Karl Rahner, katholischer Theologe, ich glaube er war's, hat mal gesagt: "Gott sei Dank ist 'Gott' nicht das, was die meisten Menschen sich unter Gott vorstellen" 😉
Aber im Ernst: Atheismus lebt häufig von einer Karikatur, die er bekämpft - und Christen neigen häufig dazu, dieser Karikatur Futter zu geben. Ernsthafter schon ist die existentielle Auseinandersetzung, wie angesichts des Leids, der Absurditätsrfahrung im Leben und des kalten Universums überhaupt eine transzendente Wirklichkeit (Gott?) gedacht und geglaubt werden kann ... die "personale Gottesvorstellung" (Gott persönlich, als Wesen, als Du) ist davon nur ein Teil.
Sich offen zu halten für "ein XXX" - ein Grund-Vertrauen in den "Grund des Seins" (Paul Tillich) zu haben/behalten - zu wissen, dass Gottes Wirklichkeit immer größer ist und bleibt, als all unsere allzu menschlichen Vorstellungen ... und dem biblischen Zeugnis (nicht fundamentalistisch, aber historisch-kritisch wahrgenommen) auch ein Grundvertrauen entgegenzubringen >>> Das wäre meine Antwort auf Dein Posting ... vielleicht trifft es ja irgendwie 😉
L' Chaim
Das ist in Glaubenssachen der Unterschied zu einem Atheisten (der möglichwerweise noch 'missionarisch' unterwegs ist, weil er God-Talk und Religion für schädlich hält) und der sagt: "Es gibt keinen Gott, das Christentum und Glaube sind grundsätzlich unwahr!" ...

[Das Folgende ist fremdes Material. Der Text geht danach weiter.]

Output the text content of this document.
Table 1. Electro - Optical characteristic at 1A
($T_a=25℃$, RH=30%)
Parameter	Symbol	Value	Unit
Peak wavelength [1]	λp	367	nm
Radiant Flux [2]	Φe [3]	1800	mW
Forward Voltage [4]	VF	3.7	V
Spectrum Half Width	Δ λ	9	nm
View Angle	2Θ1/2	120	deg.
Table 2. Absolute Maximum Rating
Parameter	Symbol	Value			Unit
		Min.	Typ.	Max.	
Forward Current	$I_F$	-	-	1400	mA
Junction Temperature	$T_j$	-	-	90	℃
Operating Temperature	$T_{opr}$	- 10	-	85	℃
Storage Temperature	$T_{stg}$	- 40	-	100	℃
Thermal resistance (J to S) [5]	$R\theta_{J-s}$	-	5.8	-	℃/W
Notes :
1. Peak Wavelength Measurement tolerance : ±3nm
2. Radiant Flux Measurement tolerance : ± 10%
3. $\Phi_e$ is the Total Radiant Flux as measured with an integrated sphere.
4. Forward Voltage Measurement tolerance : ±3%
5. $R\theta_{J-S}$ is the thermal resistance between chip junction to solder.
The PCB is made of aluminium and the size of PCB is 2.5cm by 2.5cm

Das trifft auf mich ja schon mal nicht zu...
Da mir bisher noch niemand wirklich eindeutig erklären konnte, was so ein "Gott" denn nun genau sein soll kann ich im Grunde auch keine eindeutige Aussage darüber treffen, ob ich seine Existenz nun für wahrscheinlich halte oder nicht.
Auch sage ich nicht, dass das Christentum "grundsätzlich" (also in allem) unwahr wäre, sondern lediglich in wesentlichen (aber durchaus entscheidenden) Teilen.

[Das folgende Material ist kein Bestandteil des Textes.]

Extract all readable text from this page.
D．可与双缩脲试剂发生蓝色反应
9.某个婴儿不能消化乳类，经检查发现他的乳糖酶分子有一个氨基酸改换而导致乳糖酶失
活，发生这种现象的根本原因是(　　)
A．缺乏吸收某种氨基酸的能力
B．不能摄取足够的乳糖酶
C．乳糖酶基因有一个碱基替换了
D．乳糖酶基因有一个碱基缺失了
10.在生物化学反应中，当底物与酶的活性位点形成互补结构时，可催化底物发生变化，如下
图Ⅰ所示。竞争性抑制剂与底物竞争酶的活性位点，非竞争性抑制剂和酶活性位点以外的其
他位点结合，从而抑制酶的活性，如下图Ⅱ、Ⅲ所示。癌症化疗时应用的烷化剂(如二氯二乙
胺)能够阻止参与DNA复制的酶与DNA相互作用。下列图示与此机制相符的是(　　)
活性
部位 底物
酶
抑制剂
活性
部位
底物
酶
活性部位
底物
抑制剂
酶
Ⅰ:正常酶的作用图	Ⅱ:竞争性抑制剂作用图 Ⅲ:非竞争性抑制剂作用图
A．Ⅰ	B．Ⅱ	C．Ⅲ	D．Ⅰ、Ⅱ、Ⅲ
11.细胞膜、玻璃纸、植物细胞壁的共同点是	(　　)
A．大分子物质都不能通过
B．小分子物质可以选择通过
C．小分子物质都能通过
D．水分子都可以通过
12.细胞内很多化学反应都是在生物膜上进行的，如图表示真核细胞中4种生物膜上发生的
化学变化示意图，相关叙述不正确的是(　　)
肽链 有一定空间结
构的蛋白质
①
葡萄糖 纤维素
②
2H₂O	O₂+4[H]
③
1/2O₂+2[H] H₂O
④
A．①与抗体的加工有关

Und weil ich das von allen anderen Religionen der Welt ebenfalls annehme (also, dass ihre wesentlichen Aussagen nicht zutreffen) betrachte ich mich als "Atheist".
Nun ist aber der christliche Glaube etwas, was Viele grund-sätzlich mit Glaubensgewissheit verbinden
Da scheint mir nun wieder ein gewisser christlicher Leistungsgedanke durchzukommen (ja, Deborah wird wieder meckern bei dem Begriff...;-) ).

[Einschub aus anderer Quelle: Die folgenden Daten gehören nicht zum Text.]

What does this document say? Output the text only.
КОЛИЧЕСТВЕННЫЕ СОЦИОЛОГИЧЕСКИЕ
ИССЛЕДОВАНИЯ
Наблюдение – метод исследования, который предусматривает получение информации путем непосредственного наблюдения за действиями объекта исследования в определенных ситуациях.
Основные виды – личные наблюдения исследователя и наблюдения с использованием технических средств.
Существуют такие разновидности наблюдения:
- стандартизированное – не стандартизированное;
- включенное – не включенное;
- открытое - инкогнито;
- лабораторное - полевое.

Ich habe "Glaubensgewissheit" oft als nichts anderes als Fanatismus erlebt. Für mich bedeutet es schlicht die Aussage: "Ich werde von meinem Weltbild nicht abrücken, ganze egal wie die Realität wirklich sein mag!"
Das halte ich schlicht für Bequemlichkeit. Man bleibt halt stur bei seinem Weltbild, um es sich nicht zu kompliziert zu machen.
Mir ist mal ein gläubiger Christ begegnet, den ich viel überzeugender fand. Der hat klar gesagt, dass er natürlich nicht genau wissen kann, ob er mit seinem Glauben nun richtig liegt oder nicht. Aber er ist aus vielen Gründen davon überzeugt, dass sein Glauben zutrifft.
Und was auch sonst? Wieviel "Gewissheit" kann man als Mensch denn überhaupt haben? Natürlich ist es gut und richtig, für seine Überzeugungen einzustehen, denn normalerweise hat man gute Gründe dafür.
Aber letztlich kann es jedem von uns prinzipiell passieren, dass es einem plötzlich wie Schuppen von den Augen fällt und man sich eingestehen muss: "Ach herjeh... da lag' ich wohl falsch! Das ist ja ganz anders als ich bisher dachte!"
So etwas kann grundsätzlich überall passieren... deshalb ist die Sache mit der "Gewissheit" auch immer mit etwas Vorsicht zu genießen.
Daher halte ich dein Beispiel auch nicht für ungewöhnlich... sondern für ganz normal und einsichtig.